To the extent that we are using the existence of humans with inner monologue as evidence for the suitability of this approach to AGI, I think it also serves as evidence for why that approach isn't really safe.
As an example: If I try, I can control my inner monologue to some extent. For example, I could make my inner monologue about "officially approved actions" very loud.
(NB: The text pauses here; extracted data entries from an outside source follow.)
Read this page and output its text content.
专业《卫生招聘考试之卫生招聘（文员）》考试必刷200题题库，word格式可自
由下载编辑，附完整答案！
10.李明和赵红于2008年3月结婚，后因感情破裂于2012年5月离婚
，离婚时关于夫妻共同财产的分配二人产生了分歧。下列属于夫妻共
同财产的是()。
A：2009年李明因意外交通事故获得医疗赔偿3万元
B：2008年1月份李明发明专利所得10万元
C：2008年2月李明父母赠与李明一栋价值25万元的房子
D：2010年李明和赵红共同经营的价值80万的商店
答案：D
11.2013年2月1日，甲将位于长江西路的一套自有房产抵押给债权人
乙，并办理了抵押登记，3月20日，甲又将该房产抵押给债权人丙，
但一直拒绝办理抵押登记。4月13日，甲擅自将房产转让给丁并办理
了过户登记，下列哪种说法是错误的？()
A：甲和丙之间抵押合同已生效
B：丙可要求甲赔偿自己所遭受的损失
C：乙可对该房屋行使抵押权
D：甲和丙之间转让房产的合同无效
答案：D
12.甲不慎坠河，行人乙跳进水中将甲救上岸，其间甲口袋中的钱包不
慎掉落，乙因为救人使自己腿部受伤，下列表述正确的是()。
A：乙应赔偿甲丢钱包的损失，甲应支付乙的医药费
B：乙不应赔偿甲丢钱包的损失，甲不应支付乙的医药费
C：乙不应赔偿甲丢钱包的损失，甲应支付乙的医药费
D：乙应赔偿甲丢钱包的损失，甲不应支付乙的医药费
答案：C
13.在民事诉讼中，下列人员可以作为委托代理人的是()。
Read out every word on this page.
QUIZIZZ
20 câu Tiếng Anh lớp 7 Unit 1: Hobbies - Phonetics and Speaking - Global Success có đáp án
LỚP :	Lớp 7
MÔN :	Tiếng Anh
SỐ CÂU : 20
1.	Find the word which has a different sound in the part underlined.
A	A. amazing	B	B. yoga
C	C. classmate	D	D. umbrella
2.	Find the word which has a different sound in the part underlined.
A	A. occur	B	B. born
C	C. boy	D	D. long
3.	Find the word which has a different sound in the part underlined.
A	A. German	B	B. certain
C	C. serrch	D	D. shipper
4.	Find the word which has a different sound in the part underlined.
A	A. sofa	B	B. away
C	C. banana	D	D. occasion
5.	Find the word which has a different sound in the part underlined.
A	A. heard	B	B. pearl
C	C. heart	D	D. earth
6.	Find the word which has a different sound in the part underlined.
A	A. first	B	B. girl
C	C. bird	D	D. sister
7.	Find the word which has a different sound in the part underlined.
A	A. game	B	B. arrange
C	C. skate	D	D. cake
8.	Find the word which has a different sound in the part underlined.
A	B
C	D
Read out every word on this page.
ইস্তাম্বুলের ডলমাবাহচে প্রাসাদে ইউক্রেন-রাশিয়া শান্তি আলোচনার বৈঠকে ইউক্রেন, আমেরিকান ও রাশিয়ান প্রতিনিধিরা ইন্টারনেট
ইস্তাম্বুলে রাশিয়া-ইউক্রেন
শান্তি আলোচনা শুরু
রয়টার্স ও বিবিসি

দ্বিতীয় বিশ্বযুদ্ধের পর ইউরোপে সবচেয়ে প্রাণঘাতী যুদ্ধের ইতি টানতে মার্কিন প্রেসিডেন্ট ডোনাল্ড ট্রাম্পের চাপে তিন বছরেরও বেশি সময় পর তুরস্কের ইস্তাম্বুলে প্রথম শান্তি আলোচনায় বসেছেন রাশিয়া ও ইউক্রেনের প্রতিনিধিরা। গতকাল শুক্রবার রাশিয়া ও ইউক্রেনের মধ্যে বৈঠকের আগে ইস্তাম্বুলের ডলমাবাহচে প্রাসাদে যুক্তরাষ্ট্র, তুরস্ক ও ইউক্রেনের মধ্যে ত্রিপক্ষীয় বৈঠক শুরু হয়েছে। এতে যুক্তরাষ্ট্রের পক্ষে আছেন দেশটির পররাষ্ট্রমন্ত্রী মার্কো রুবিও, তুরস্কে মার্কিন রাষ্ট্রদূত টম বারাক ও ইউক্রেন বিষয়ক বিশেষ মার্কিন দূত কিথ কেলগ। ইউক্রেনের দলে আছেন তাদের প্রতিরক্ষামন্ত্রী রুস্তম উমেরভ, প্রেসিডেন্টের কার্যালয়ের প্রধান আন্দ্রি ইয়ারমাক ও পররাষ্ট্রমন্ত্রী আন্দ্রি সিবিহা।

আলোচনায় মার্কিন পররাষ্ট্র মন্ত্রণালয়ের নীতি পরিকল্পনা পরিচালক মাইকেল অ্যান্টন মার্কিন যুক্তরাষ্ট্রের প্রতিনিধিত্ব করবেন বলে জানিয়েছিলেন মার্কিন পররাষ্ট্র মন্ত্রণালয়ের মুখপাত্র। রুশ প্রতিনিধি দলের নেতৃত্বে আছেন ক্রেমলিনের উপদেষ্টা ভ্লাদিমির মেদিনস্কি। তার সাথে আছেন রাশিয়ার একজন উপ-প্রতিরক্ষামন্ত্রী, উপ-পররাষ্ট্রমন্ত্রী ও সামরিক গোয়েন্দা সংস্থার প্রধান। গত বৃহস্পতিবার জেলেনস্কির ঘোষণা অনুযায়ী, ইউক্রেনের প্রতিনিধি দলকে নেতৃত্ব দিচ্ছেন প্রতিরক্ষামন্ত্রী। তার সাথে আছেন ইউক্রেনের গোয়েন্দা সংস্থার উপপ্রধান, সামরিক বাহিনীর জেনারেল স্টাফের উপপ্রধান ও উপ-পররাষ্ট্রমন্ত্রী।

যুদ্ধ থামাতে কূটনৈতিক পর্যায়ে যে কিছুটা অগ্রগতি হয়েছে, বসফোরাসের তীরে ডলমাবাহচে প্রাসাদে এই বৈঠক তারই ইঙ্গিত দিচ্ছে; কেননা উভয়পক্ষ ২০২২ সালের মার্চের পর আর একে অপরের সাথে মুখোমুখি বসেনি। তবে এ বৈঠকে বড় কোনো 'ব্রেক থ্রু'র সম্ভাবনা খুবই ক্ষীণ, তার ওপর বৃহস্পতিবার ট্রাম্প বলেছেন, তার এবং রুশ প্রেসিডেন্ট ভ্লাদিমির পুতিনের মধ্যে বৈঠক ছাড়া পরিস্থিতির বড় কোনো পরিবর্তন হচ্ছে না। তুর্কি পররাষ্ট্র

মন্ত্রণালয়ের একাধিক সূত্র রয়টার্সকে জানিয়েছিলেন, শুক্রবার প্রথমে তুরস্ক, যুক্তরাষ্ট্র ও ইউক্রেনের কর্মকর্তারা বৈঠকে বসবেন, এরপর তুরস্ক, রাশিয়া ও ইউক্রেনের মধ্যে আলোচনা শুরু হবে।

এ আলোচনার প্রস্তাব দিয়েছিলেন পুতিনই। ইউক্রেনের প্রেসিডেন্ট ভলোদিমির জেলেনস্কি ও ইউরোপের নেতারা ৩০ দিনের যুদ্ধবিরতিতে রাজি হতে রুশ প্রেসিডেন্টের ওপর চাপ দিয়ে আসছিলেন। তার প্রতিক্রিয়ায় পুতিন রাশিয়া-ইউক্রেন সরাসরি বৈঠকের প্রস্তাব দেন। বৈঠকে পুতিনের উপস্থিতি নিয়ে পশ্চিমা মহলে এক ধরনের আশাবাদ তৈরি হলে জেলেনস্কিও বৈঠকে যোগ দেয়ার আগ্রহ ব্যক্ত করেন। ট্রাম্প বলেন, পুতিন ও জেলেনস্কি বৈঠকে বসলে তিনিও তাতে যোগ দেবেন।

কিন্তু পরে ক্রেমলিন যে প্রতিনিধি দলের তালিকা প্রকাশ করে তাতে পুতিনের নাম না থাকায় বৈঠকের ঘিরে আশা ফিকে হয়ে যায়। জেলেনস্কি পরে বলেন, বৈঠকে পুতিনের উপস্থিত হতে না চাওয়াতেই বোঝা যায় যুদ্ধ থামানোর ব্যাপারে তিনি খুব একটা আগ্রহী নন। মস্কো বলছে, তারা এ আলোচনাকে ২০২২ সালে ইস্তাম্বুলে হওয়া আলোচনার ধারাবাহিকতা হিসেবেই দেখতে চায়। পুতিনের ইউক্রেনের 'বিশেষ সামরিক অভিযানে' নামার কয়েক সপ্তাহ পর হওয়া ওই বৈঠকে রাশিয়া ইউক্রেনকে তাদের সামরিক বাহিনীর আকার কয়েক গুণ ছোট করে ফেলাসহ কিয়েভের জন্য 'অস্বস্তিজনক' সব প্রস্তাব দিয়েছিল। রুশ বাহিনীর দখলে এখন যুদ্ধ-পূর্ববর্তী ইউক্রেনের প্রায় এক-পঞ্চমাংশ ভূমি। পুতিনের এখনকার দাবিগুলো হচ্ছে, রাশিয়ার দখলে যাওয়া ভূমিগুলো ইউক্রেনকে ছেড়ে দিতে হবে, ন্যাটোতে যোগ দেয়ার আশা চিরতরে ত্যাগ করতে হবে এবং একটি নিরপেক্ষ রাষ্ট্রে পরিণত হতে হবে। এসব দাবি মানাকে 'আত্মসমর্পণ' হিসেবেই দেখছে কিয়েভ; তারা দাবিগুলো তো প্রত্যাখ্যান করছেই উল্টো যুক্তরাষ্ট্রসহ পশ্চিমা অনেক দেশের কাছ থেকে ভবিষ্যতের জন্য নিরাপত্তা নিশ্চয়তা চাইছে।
And run a secondary thread of thinking about "non-approved thoughts" in the background --- "quieter" and in a more fragmented manner, and killing it off everytime it made it into the inner monologue.
Sure, there will be some traces. (A lot, even, I kinda suck at this :-).) But I think this already brings us outside of the realm of "interpretable by default" and into "a race between your interpretability and my cognitive steganography".
Note that I, or most humans, didnt have a particular need to develop this exact type of cognitive steganography. (The "elephant in the brain" type of actions-thoughts inconsistency is not exactly this.) As a result, I think we would be able to get much much better very quickly if there was an incentive to do it. (Not talking evolutionary scale. More like "give me a weekend to play with this".) And while I have no incentive to develop these skills, the same cannot be said for a brain-like AI that we are (trying to) interpret as it thinks.
These are good intuitive arguments against these sorts of solutions, but I think there's a more formal argument we can make that these solutions are dangerous because they pose excess false positive risk. In particular, I think they fail to fully account for the risks of generalized Goodharting, as do most proposed solutions other than something like agent foundations.
Would you be able to provide examples of other sorts of pivotal acts you have in mind?